When people in distress have friends, attendant family, and healthcare providers who are genuinely there for them no matter what, their own self-perception improves. In other words, we help one another simply by being nonjudgmentally available.
Jordan Scott is a peer advocate for Recovery Link, which offers free digital peer support to people in Texas and Pennsylvania. She identifies as a person who uses drugs. “I felt like the message got reinforced that there was something wrong with me, that there was something broken with me,” she told us. “Anything that isn’t abstinence, or anything that doesn’t include total abstinence as a goal, is constantly positioned as less than.”
New research published in the journal Addiction draws a contrast between treatment focused exclusively on abstinence and a broader array of wellness strategies, including reducing drug use rather than eliminating it entirely.
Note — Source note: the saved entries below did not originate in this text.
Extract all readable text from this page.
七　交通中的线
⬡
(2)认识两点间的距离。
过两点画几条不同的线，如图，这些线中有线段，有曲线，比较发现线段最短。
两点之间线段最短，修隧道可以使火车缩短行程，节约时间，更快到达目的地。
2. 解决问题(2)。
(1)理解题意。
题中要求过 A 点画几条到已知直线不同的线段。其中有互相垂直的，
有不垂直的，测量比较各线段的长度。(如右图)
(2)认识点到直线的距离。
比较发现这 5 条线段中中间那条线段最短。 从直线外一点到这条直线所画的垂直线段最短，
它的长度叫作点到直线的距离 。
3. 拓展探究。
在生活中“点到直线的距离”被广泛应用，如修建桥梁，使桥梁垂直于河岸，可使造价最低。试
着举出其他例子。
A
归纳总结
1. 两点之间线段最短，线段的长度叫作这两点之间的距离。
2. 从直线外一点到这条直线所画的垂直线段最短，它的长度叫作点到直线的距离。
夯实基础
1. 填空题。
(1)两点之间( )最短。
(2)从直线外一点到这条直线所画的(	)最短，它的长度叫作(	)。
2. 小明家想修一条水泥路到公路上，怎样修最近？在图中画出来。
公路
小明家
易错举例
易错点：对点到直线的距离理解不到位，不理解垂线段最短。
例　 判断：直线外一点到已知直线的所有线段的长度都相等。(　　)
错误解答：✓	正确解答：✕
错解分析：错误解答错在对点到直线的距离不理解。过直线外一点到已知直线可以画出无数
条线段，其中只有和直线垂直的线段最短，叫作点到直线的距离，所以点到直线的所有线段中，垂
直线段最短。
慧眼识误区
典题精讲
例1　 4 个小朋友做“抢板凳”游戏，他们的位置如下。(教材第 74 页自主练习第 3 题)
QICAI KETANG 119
The study found that reduced use had clinical benefits and that health can distinctly improve even without total abstinence. Director of the National Institute on Drug Abuse Nora Volkow, for instance, supports a nuanced approach that includes many possible paths of recovery along with a shift away from the criminalization of drug-taking to a focus on overall health and wellbeing. And the Substance Abuse and Mental Health Services Administration, a branch of the US Department of Health and Human Services, has identified four dimensions critical to recovery: health, home, purpose, and community.
Most important of all, a person doesn’t necessarily need to be abstinent in order to make gains in all four areas. This makes good sense when you remember that addiction or other problematic substance use is a symptom of underlying pain. Rather than exclusively treating the symptom—the drug use—addressing the underlying loneliness, trauma, or other distress can be a very effective approach. “Family can be a valid pathway to wellness,” Scott pointed out, while adding that her own path went from 12-step meetings like Alcoholics Anonymous to active civic engagement.
For someone else, quality time with his or her kids or even exercising and eating well might be a linchpin for staying mentally healthy. In other words, healing from the pain that underlies substance use disorder can look a lot like healing from any other health challenge.
Yet policymakers continue to call for intensifying the use of coercive treatment. “I think we’re going to see more [involuntary commitment] before we see less of it,” said Campbell, who studies historical patterns in the social response to drug use. There’s nothing new, she noted, in the move to “help” people by institutionalizing them—even if such a move constitutes an erosion of basic civil rights.
“I think most of the time people are genuine in wanting to help,” said Scott, who has been a target of such “help.” The problem, she explained, is the idea that there is a group of people considered “normal” and therefore superior, who think they’re in a position to save other members of society.
“I didn’t need saving. I am a drug user now. I still don’t need saving,” Scott told us. These days she’s focused on being a part of her community through volunteerism while drawing on a support network of people who respect her path.
As for the two of us writing this article, Sean is spending time with his children, staying connected with friends, practicing meditation and yoga, and has for years facilitated a group of physicians in recovery. Mattea has started a new habit of going to the gym with her uncle to ease her loneliness, while also confiding in close friends for support. And all of that truly does make a difference.